In China, the first reason to drink was usually the fait accompli. You have to drink it now, people said, holding up a full glass. It’s already been poured. You can’t turn it down. The second reason was that I had come so far and must be tired. The third reason was that after the banquet, I could drive very slowly.

#28

I met with a group of farmers in central China who were complaining about the government's deforestation projects. They claimed that the mountains were high and the emperor far away, meaning that the country's leaders did not understand what was really going on.

#29

I followed the border between Shanxi and Inner Mongolia, and the wall remained the boundary. The regions were poor and the roads deteriorated quickly. I saw a peasant following a camel that had been hitched to a plow, and two young women hitchhiking.

#30

I would often pick up women who were on their way to becoming something else. They were well dressed, and their hair was dyed unsubtle shades of red. They usually worked in provincial cities or good-sized townships. They were curious about the City Special, since they couldn’t imagine why a single traveler would need such a big vehicle.

#31

In China, it’s not such a bad thing to get lost, because no one else knows where they’re going.

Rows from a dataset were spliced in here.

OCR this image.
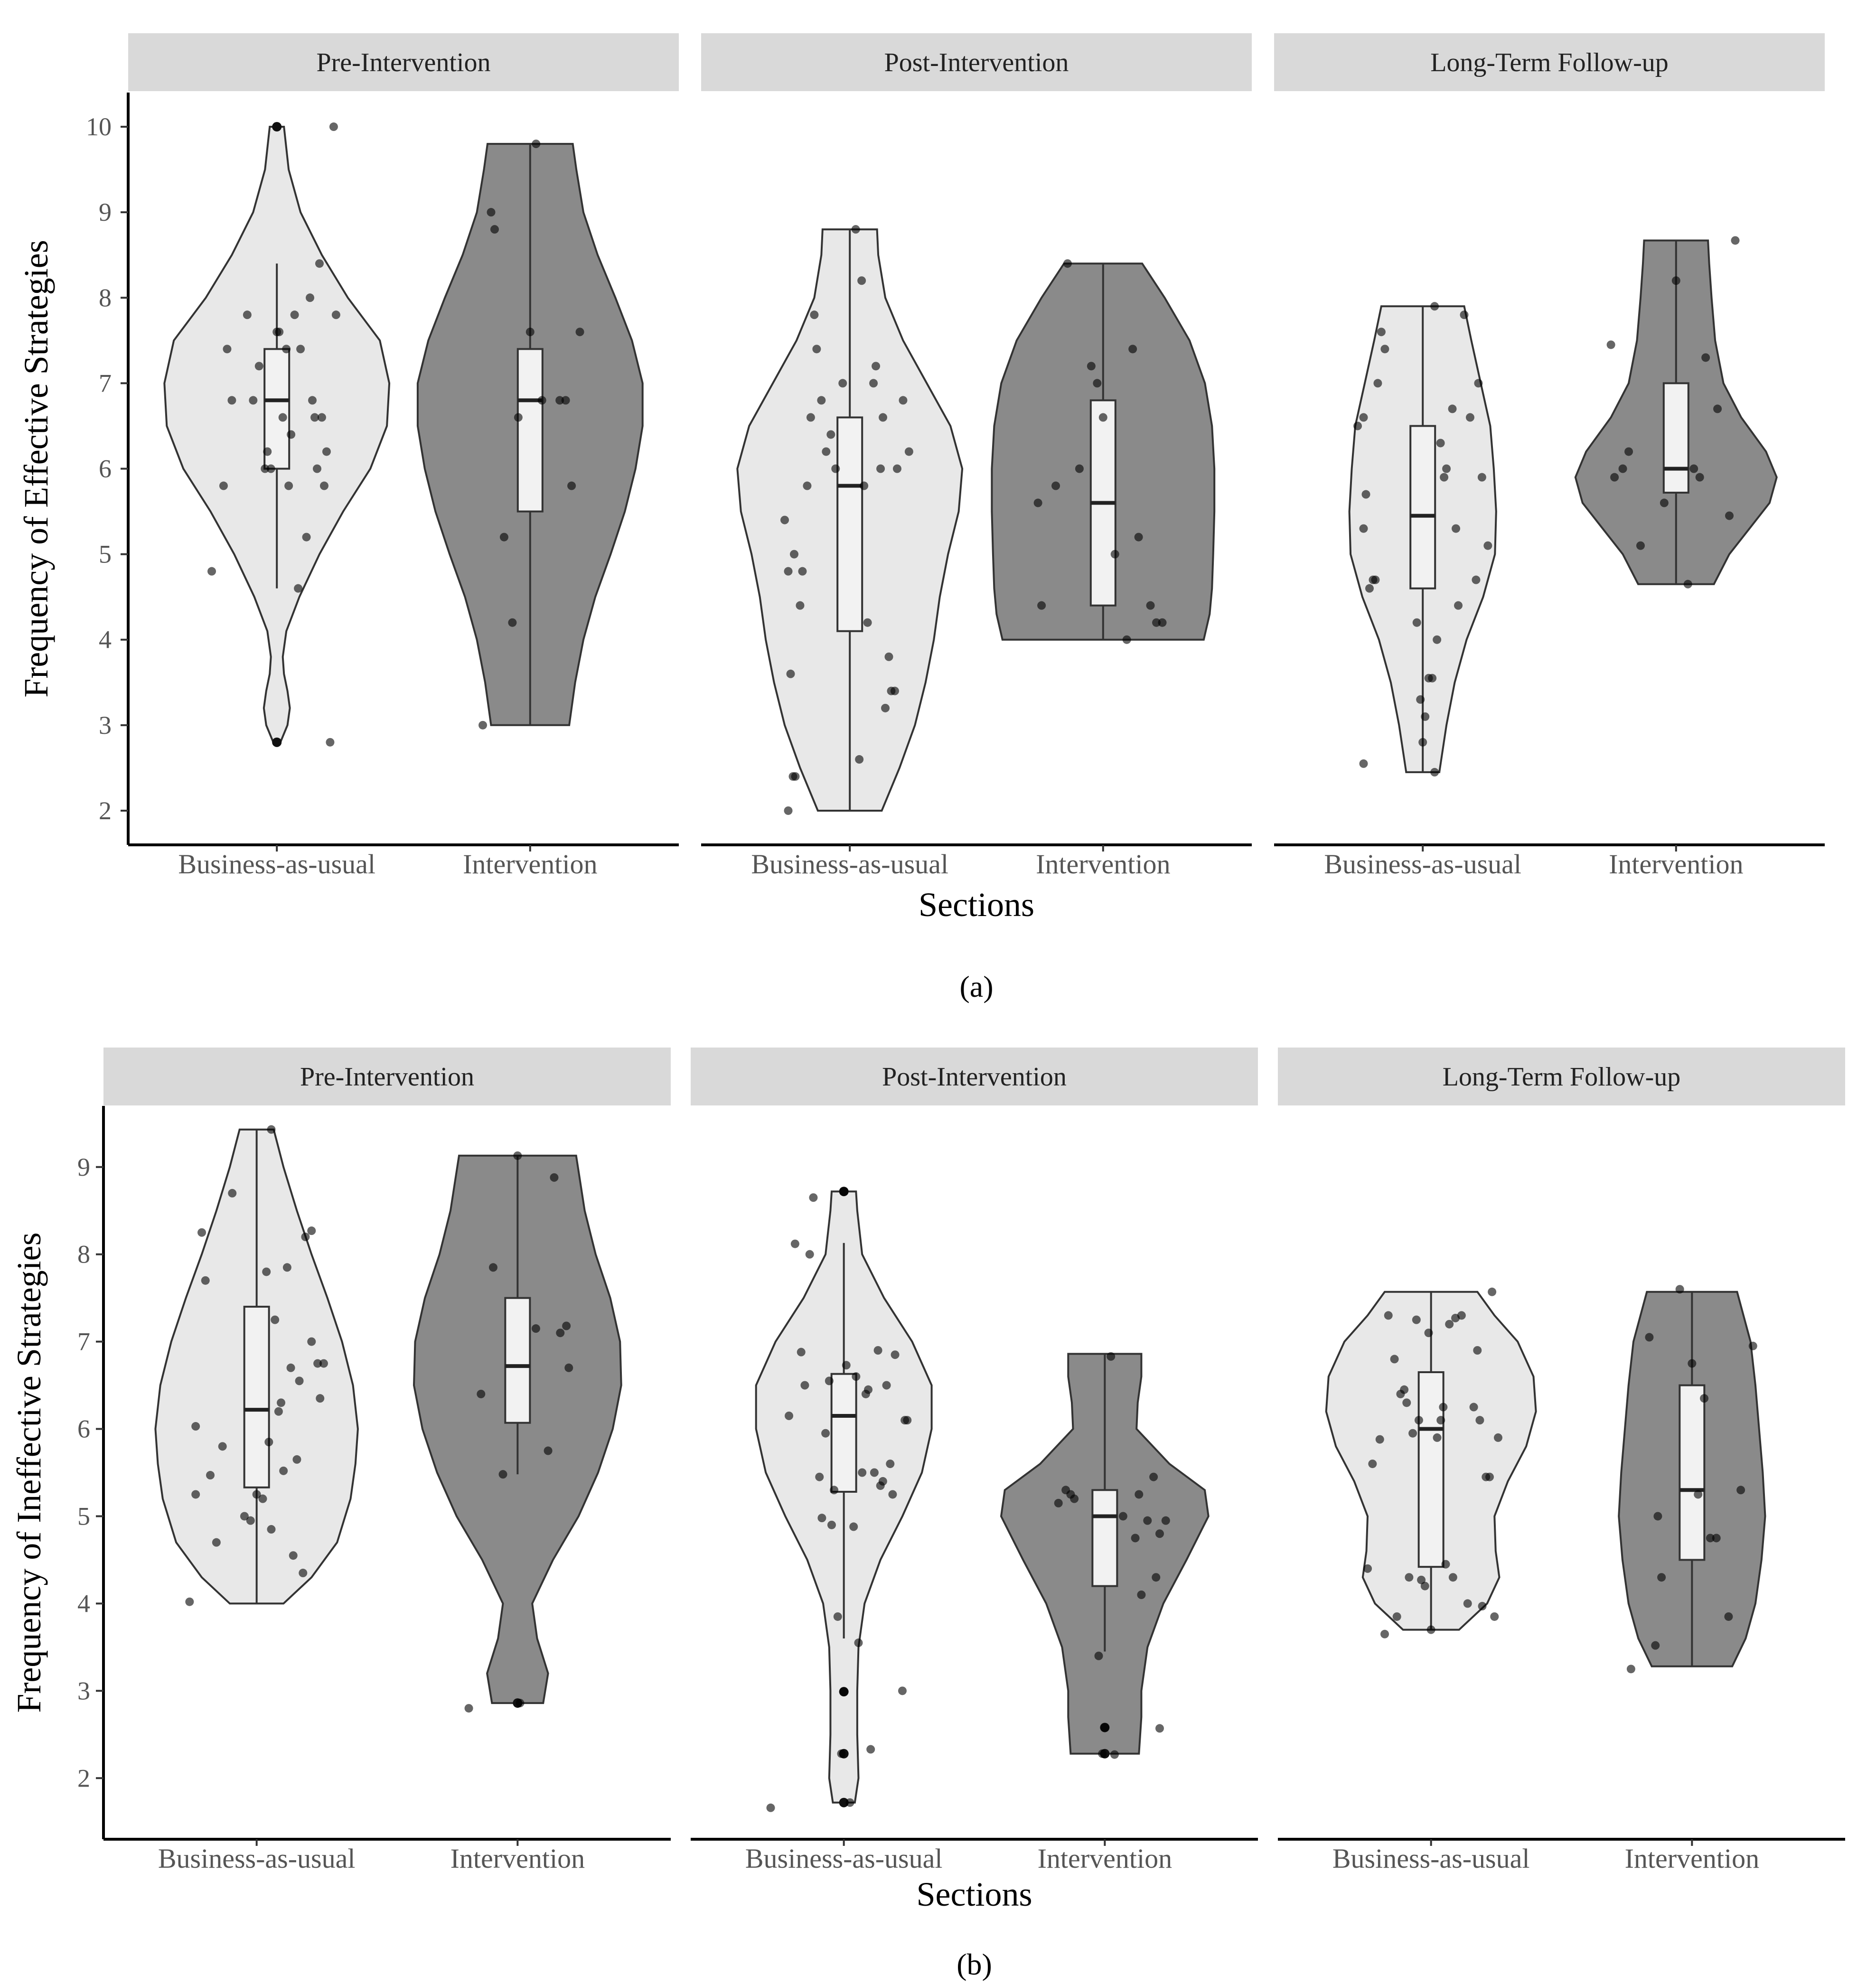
Pre-Intervention
2
3
4
5
6
7
8
9
10
Business-as-usual	Intervention
Post-Intervention
Business-as-usual	Intervention
Long-Term Follow-up
Business-as-usual	Intervention
Frequency of Effective Strategies
Sections
(a)
Pre-Intervention
2
3
4
5
6
7
8
9
Business-as-usual	Intervention
Post-Intervention
Business-as-usual	Intervention
Long-Term Follow-up
Business-as-usual	Intervention
Frequency of Ineffective Strategies
Sections
(b)
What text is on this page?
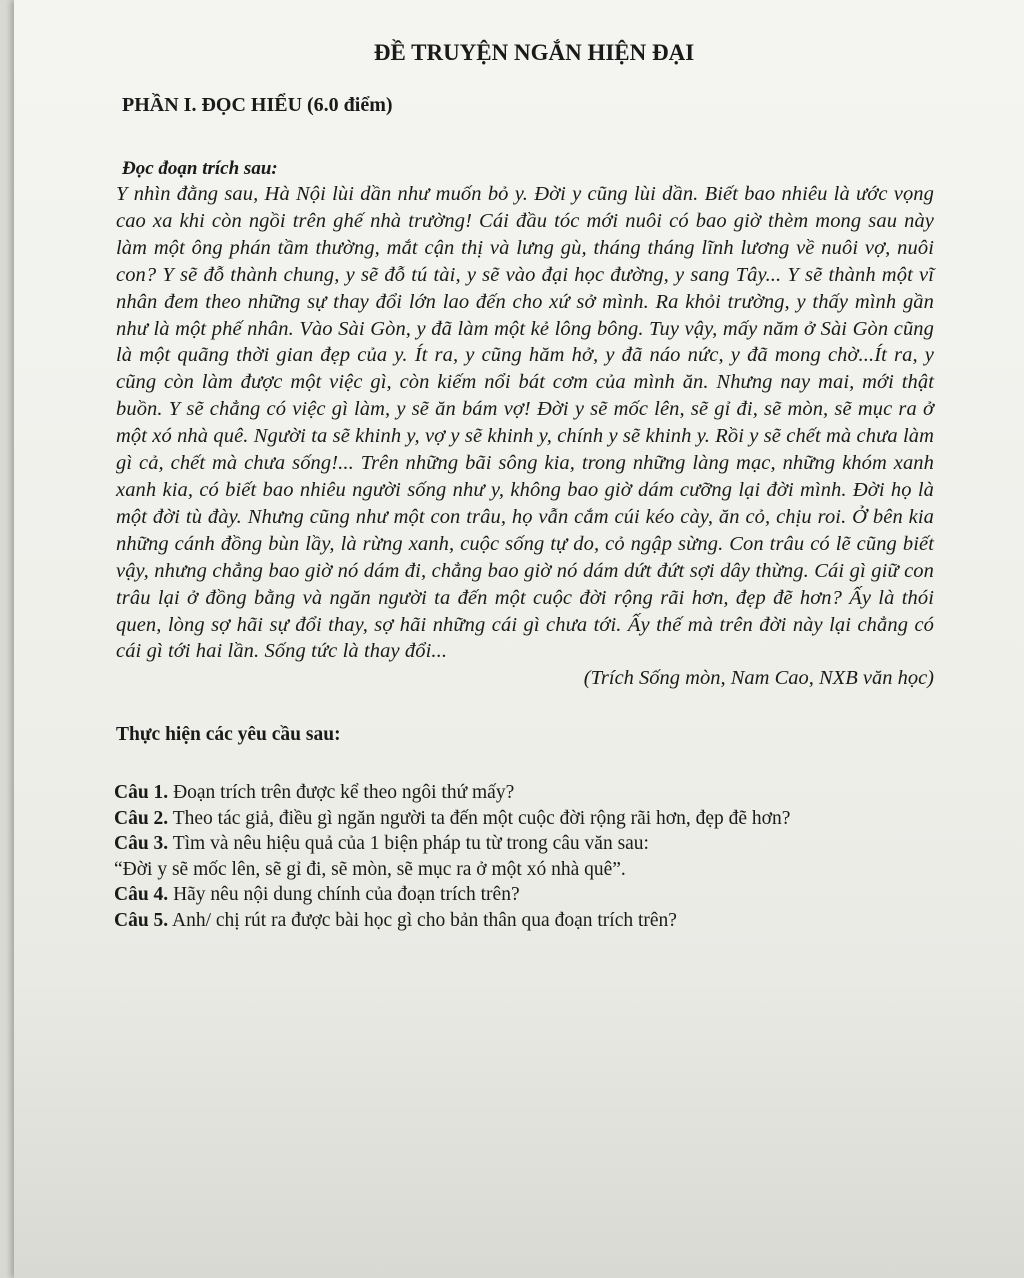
ĐỀ TRUYỆN NGẮN HIỆN ĐẠI
PHẦN I. ĐỌC HIỂU (6.0 điểm)
Đọc đoạn trích sau:
Y nhìn đằng sau, Hà Nội lùi dần như muốn bỏ y. Đời y cũng lùi dần. Biết bao nhiêu là ước vọng cao xa khi còn ngồi trên ghế nhà trường! Cái đầu tóc mới nuôi có bao giờ thèm mong sau này làm một ông phán tầm thường, mắt cận thị và lưng gù, tháng tháng lĩnh lương về nuôi vợ, nuôi con? Y sẽ đỗ thành chung, y sẽ đỗ tú tài, y sẽ vào đại học đường, y sang Tây... Y sẽ thành một vĩ nhân đem theo những sự thay đổi lớn lao đến cho xứ sở mình. Ra khỏi trường, y thấy mình gần như là một phế nhân. Vào Sài Gòn, y đã làm một kẻ lông bông. Tuy vậy, mấy năm ở Sài Gòn cũng là một quãng thời gian đẹp của y. Ít ra, y cũng hăm hở, y đã náo nức, y đã mong chờ...Ít ra, y cũng còn làm được một việc gì, còn kiếm nổi bát cơm của mình ăn. Nhưng nay mai, mới thật buồn. Y sẽ chẳng có việc gì làm, y sẽ ăn bám vợ! Đời y sẽ mốc lên, sẽ gỉ đi, sẽ mòn, sẽ mục ra ở một xó nhà quê. Người ta sẽ khinh y, vợ y sẽ khinh y, chính y sẽ khinh y. Rồi y sẽ chết mà chưa làm gì cả, chết mà chưa sống!... Trên những bãi sông kia, trong những làng mạc, những khóm xanh xanh kia, có biết bao nhiêu người sống như y, không bao giờ dám cưỡng lại đời mình. Đời họ là một đời tù đày. Nhưng cũng như một con trâu, họ vẫn cắm cúi kéo cày, ăn cỏ, chịu roi. Ở bên kia những cánh đồng bùn lầy, là rừng xanh, cuộc sống tự do, cỏ ngập sừng. Con trâu có lẽ cũng biết vậy, nhưng chẳng bao giờ nó dám đi, chẳng bao giờ nó dám dứt đứt sợi dây thừng. Cái gì giữ con trâu lại ở đồng bằng và ngăn người ta đến một cuộc đời rộng rãi hơn, đẹp đẽ hơn? Ấy là thói quen, lòng sợ hãi sự đổi thay, sợ hãi những cái gì chưa tới. Ấy thế mà trên đời này lại chẳng có cái gì tới hai lần. Sống tức là thay đổi...
(Trích Sống mòn, Nam Cao, NXB văn học)
Thực hiện các yêu cầu sau:

Câu 1. Đoạn trích trên được kể theo ngôi thứ mấy?

Câu 2. Theo tác giả, điều gì ngăn người ta đến một cuộc đời rộng rãi hơn, đẹp đẽ hơn?

Câu 3. Tìm và nêu hiệu quả của 1 biện pháp tu từ trong câu văn sau:

“Đời y sẽ mốc lên, sẽ gỉ đi, sẽ mòn, sẽ mục ra ở một xó nhà quê”.

Câu 4. Hãy nêu nội dung chính của đoạn trích trên?

Câu 5. Anh/ chị rút ra được bài học gì cho bản thân qua đoạn trích trên?
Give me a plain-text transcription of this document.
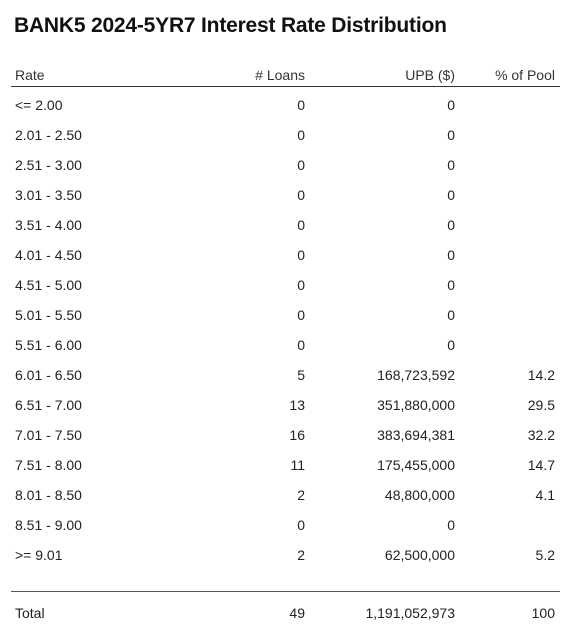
BANK5 2024-5YR7 Interest Rate Distribution
Rate	# Loans	UPB ($)	% of Pool
<= 2.00	0	0
2.01 - 2.50	0	0
2.51 - 3.00	0	0
3.01 - 3.50	0	0
3.51 - 4.00	0	0
4.01 - 4.50	0	0
4.51 - 5.00	0	0
5.01 - 5.50	0	0
5.51 - 6.00	0	0
6.01 - 6.50	5	168,723,592	14.2
6.51 - 7.00	13	351,880,000	29.5
7.01 - 7.50	16	383,694,381	32.2
7.51 - 8.00	11	175,455,000	14.7
8.01 - 8.50	2	48,800,000	4.1
8.51 - 9.00	0	0
>= 9.01	2	62,500,000	5.2
Total	49	1,191,052,973	100
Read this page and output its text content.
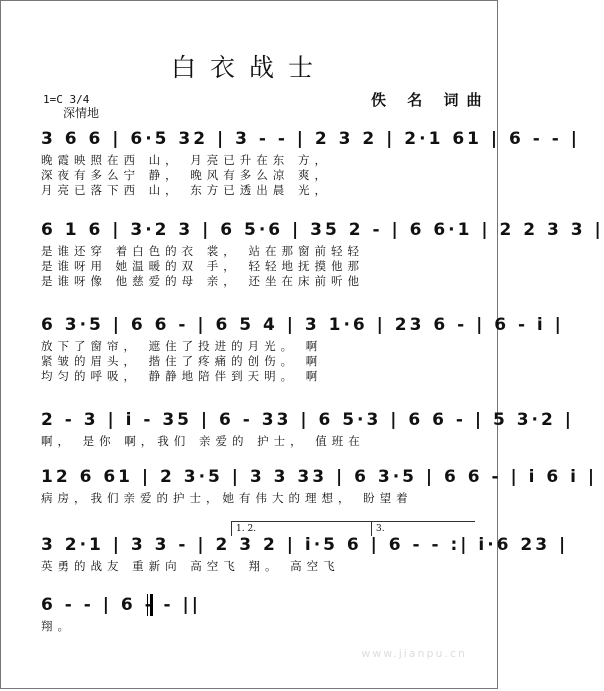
白衣战士
1=C 3/4
深情地
佚 名 词曲
3 6 6 | 6·5 32 | 3 - - | 2 3 2 | 2·1 61 | 6 - - |
晚霞映照在西 山， 月亮已升在东 方，
深夜有多么宁 静， 晚风有多么凉 爽，
月亮已落下西 山， 东方已透出晨 光，
6 1 6 | 3·2 3 | 6 5·6 | 35 2 - | 6 6·1 | 2 2 3 3 |
是谁还穿 着白色的衣 裳， 站在那窗前轻轻
是谁呀用 她温暖的双 手， 轻轻地抚摸他那
是谁呀像 他慈爱的母 亲， 还坐在床前听他
6 3·5 | 6 6 - | 6 5 4 | 3 1·6 | 23 6 - | 6 - i |
放下了窗帘， 遮住了投进的月光。 啊
紧皱的眉头， 揩住了疼痛的创伤。 啊
均匀的呼吸， 静静地陪伴到天明。 啊
2 - 3 | i - 35 | 6 - 33 | 6 5·3 | 6 6 - | 5 3·2 |
啊， 是你 啊，我们 亲爱的 护士， 值班在
12 6 61 | 2 3·5 | 3 3 33 | 6 3·5 | 6 6 - | i 6 i |
病房，我们亲爱的护士，她有伟大的理想， 盼望着
1. 2.	3.
3 2·1 | 3 3 - | 2 3 2 | i·5 6 | 6 - - :| i·6 23 |
英勇的战友 重新向 高空飞 翔。 高空飞
6 - - | 6 - - ||
翔。
www.jianpu.cn
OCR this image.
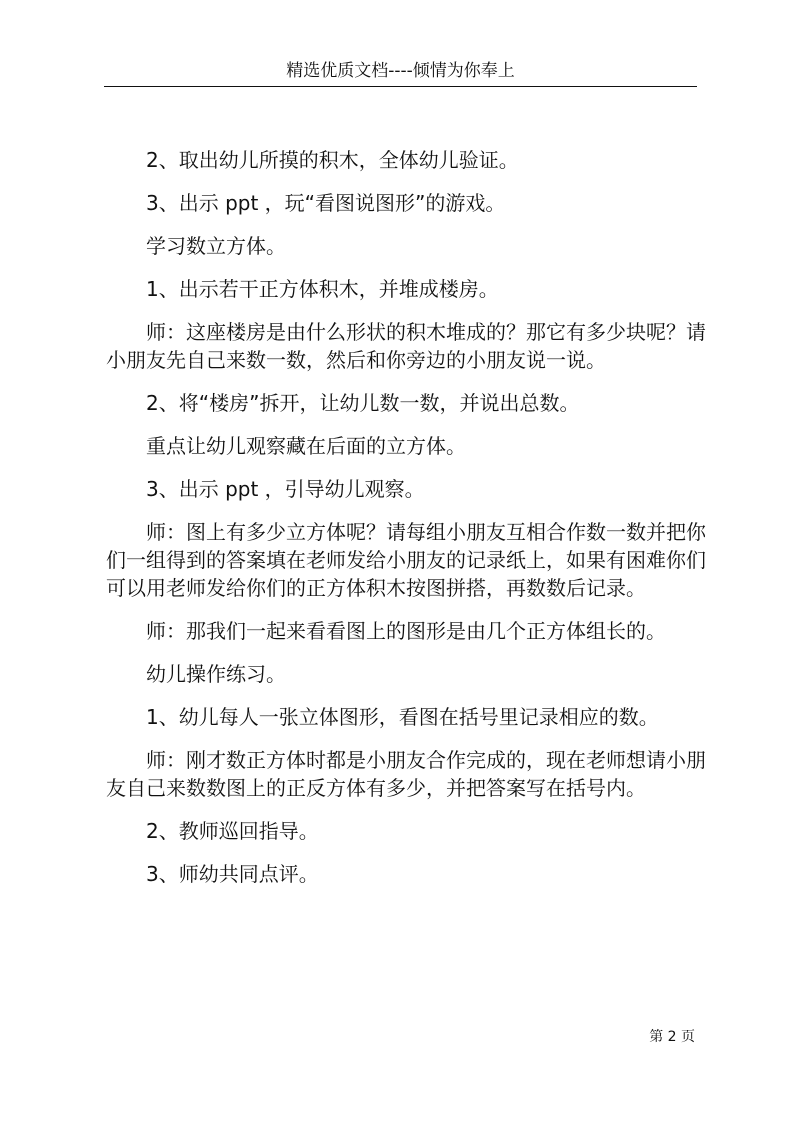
精选优质文档----倾情为你奉上

2、取出幼儿所摸的积木，全体幼儿验证。

3、出示 ppt ，玩“看图说图形”的游戏。

学习数立方体。

1、出示若干正方体积木，并堆成楼房。

师：这座楼房是由什么形状的积木堆成的？那它有多少块呢？请小朋友先自己来数一数，然后和你旁边的小朋友说一说。

2、将“楼房”拆开，让幼儿数一数，并说出总数。

重点让幼儿观察藏在后面的立方体。

3、出示 ppt ，引导幼儿观察。

师：图上有多少立方体呢？请每组小朋友互相合作数一数并把你们一组得到的答案填在老师发给小朋友的记录纸上，如果有困难你们可以用老师发给你们的正方体积木按图拼搭，再数数后记录。

师：那我们一起来看看图上的图形是由几个正方体组长的。

幼儿操作练习。

1、幼儿每人一张立体图形，看图在括号里记录相应的数。

师：刚才数正方体时都是小朋友合作完成的，现在老师想请小朋友自己来数数图上的正反方体有多少，并把答案写在括号内。

2、教师巡回指导。

3、师幼共同点评。

第 2 页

In 1996, when I first arrived in the country as a Peace Corps volunteer, I was immediately impressed by my own ignorance.

#32

Chinese driving is a physical endeavor. The country requires every Chinese driver to enroll in a certified course, at their own expense, for 58 hours of practice. In China, you can’t just go to a parking lot and learn how to drive.

#33

In China, instructors are traditionally respected without question, and Coach Tang had been kind enough to allow me to observe his class. The students had paid over three hundred dollars for the course, which was a lot of money in a city where the monthly minimum wage was roughly seventy-five dollars.

#34

The Chinese driving course is extremely difficult, and it has not changed much over the years. The details of the challenge shift from place to place, coach to coach.

#35

In Shanxi Province, sections of the Great Wall are alongside the Yellow River, and for nearly one hundred miles I followed the high loess banks. The driving here was easy, because the government infrastructure campaign had recently improved local roads.

#36

The Ordos Desert is one of the most important regions in the history of the Great Wall of China. The Ordos was once suitable for nomads, but in modern times it has been transformed into a desert due to lack of water.

#37

The Great Wall was being buried north of Yulin. People were trying to reform the barren landscape, but it was clear that Wushenqi’s efforts had been disastrous.

#38

In recent years, the local government has adopted a new strategy. Instead of planting rice or grain, they seed willow trees and use the leaves to feed sheep. They call it the pasture in the sky. But the groundwater is dropping, and the desert simply can’t support any more agriculture.

#39

I had planned to split my journey into two parts, to see the countryside in both autumn and spring. In Yulin, I intended to rest and decide how much farther to chase the wall. But the local government made the decision for me.

#40

I drove to Yan’an, the cradle of the Chinese Communist Revolution, where Mao and other leaders had built their base in the 1930s. I checked into a hotel without attracting attention. But the police appeared before I had even finished unpacking.